Why is this so difficult for you to understand? Voters respect conviction. Voters want to think of themselves as patriotic. Give them a chance to stand up for American values by standing up for them yourselves and you will get support. How do you frame the issue that way? It's fairly straightforward. Your long version response should be something like this:
I believe in America. My opponent seems to have a different idea. You see, over two centuries ago our forefathers had a dream, some ridiculed it as impractical, but they were determined to run their noble experiment, to put to the test their deeply held conviction that kings and potentates, that governments of men were not the only way for people to organize their affairs. As Thomas Paine put the matter: "in America the law is king.

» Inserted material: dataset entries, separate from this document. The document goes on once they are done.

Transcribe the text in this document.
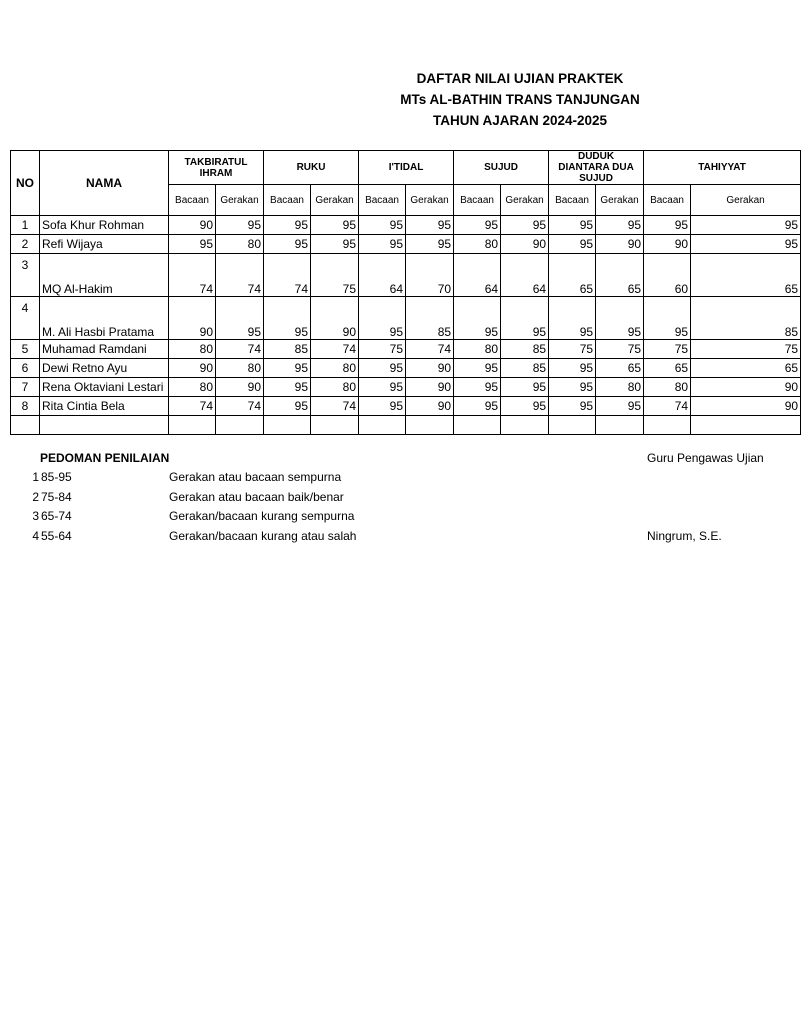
DAFTAR NILAI UJIAN PRAKTEK
MTs AL-BATHIN TRANS TANJUNGAN
TAHUN AJARAN 2024-2025
NO	NAMA	TAKBIRATUL IHRAM		RUKU		I'TIDAL		SUJUD		DUDUK DIANTARA DUA SUJUD		TAHIYYAT	
		Bacaan	Gerakan	Bacaan	Gerakan	Bacaan	Gerakan	Bacaan	Gerakan	Bacaan	Gerakan	Bacaan	Gerakan
1	Sofa Khur Rohman	90	95	95	95	95	95	95	95	95	95	95	95
2	Refi Wijaya	95	80	95	95	95	95	80	90	95	90	90	95
3	MQ Al-Hakim	74	74	74	75	64	70	64	64	65	65	60	65
4	M. Ali Hasbi Pratama	90	95	95	90	95	85	95	95	95	95	95	85
5	Muhamad Ramdani	80	74	85	74	75	74	80	85	75	75	75	75
6	Dewi Retno Ayu	90	80	95	80	95	90	95	85	95	65	65	65
7	Rena Oktaviani Lestari	80	90	95	80	95	90	95	95	95	80	80	90
8	Rita Cintia Bela	74	74	95	74	95	90	95	95	95	95	74	90

PEDOMAN PENILAIAN	Guru Pengawas Ujian
1 85-95	Gerakan atau bacaan sempurna
2 75-84	Gerakan atau bacaan baik/benar
3 65-74	Gerakan/bacaan kurang sempurna
4 55-64	Gerakan/bacaan kurang atau salah	Ningrum, S.E.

For as in absolute governments the king is law, so in free countries the law ought to be king; and there ought to be no other." For more than two hundred years every successive generation has been tried in their commitment to that idea, the idea that people could so order their affairs as to govern themselves with laws of their own devising and that these laws would be applicable to high and low alike. For more than two hundred years every successive generation has met that charge and handed unblemished the sacred charge of their forefathers to the next generation. They stubbornly stuck to their idea through foreign invasion, through a cataclysmic civil war, through not one but two world wars, through challenges by totalitarian ideologies and through internal division during time of war. In every case, in every challenge we have faced there were voices of timid and fearful men who urged us to set aside our charge, to abandon our sacred duty and heed the siren's song of summary justice. Some, to be sure, have faltered in their dedication. There are many times in the past that Americans have given into temptation and taken the easy road, but at the end of the day, cooler heads and the better angels of our nature have always prevailed. And we have remained the last best hope for mankind for exactly one reason: In America, the law is king.
Now we find ourselves faced with our own challenge, a formidable challenge to be sure, but nothing so grave as that faced even by our own parents and grandparents, and yet we have reacted to our challenge with disgraceful cowardice. For nearly eight years we embraced lawlessness and set aside the sacred duty bequeathed to us by our founders. President Obama has now reminded us of our duty. My opponent urges us to ignore that duty. He says that terrorism is a greater threat than Communism, Nazism, or even armed insurrection. He attempts to convince us that we are excused for failing in our mission when every generation of our ancestors has succeeded. He tells us that we should take counsel of our fears and abandon our principles for the sake of an illusory security. I have a different idea. I share with our forefathers the idea that people who would be free must first be brave, that eternal vigilance is the price of liberty. I believe that it is our duty to pay that price just as every generation before us has paid that price. I do not believe that discretion is the better part of valor. I believe that our most sacred duty is to be able to look to our children with justifiable pride in our expressions and tell them that, just as it has been for two hundred years, so is it today: in America the law is king. I believe in America. My opponent has a different idea. That's just a genuine difference of opinion between us.
Stand for something and fight for it. You would be surprised how effective it can be.